- Born: 14 March 1933 Merseburg, Saxony, Germany
- Died: 29 October 1996 (aged 63) Berlin, Germany
- Occupations: Physician Pathologist

= Karl-Wolfgang Zschiesche =

German physician and pathologist

Karl-Wolfgang Zschiesche (14 March 1933 – 29 October 1996) was a German physician and pathologist.

He worked as a departmental and then divisional head at the Central Institute of Microbiology and Experimental Therapy (as it was known at the time) between 1962 and 1979. The Institute was a research institution of the German Academy of Sciences at Berlin, operating outside the country's universities sector. In 1979, he moved in to the Central Institute for Microbiology, in the Buch quarter on the north side of Berlin, serving as director of the institute between 1981 and 1984.

==Life==
Zschiesche was born in Merseburg, an industrial town located a short distance to the south of Halle. The Nazi Party had taken power two months before he was born and the Nazi rule ended, along with the Second World War, two months after his twelfth birthday. Zschiesche attended school locally, passing his exams in 1951. Between 1951 and 1957, he studied Medicine at the nearby Martin Luther University of Halle, obtaining his doctorate in 1957. He remained at Halle for another four years, working at the university Institute for Pathology and then, for a year, at a university medical clinic.

He obtained his habilitation, a higher academic degree, in 1962, for work on the pathological anatomy of lymphatic insufficiency. It was also in 1962 that he switched to the Central Institute of Microbiology and Experimental Therapy in Jena, taking a position as leader of a working group. He remained at the Institute till 1979, heading up the Immunology Department from 1971 and the Experimental Therapy section from 1976, which was also the year in which he was appointed to a professorship.

Three years later he transferred to the Central Institute for Microbiology (Zentralinstitut für Molekularbiologie / ZIM), in the Berlin-Buch, becoming initially deputy director and then, in 1981, the director of the institute in succession to Friedrich Jung. From 1984, his ability to work began to be restricted by serious illness, and the directorship of the institute passed to the immunologist Günter Pasternak. Zschiesche nevertheless remained committed to his scientific research at the academy, working at the Centre for Vertebrate Research, headed up by Heinrich Dathe, where, until the end of the 1980s, he led a histology working group. In 1989, he also accepted an appointment as deputy chairman of the newly created Centre for Medical Research at the academy.
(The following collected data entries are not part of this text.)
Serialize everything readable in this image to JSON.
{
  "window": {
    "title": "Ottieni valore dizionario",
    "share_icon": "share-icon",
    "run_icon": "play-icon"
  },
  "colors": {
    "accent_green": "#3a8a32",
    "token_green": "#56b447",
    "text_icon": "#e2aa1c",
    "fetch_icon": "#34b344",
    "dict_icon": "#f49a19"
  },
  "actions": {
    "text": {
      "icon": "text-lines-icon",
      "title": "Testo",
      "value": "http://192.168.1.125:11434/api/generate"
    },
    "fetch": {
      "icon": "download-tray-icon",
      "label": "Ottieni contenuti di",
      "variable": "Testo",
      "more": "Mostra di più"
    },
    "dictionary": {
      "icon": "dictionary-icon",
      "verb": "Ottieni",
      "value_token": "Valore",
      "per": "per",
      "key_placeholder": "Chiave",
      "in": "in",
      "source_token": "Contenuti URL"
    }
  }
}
Even after the changes, which in October 1989 crystallised into political reunification, Zschiesche continued working at the Max Delbrück Center for Molecular Medicine (which was the successor institution to the ZIM) until shortly before his death. He died in Berlin in October 1996.

==Research==
Research interests of Karl-Wolfgang Zschiesche included the metastasis of malignant tumours of the chest cavity, and the experimental treatment of Amyloidosis. He also worked on testing methods for antiviral drugs, cytotoxic agents and immunosuppressive drugs, as well as working on the role of cytotoxicities in immune responses. During his career he published more than 80 scientific papers and made numerous research presentations.

==Awards and honours==
Zschiesche was made a member of the Academy of Sciences Leopoldina in 1969, and became a member of the German Academy of Sciences in 1981.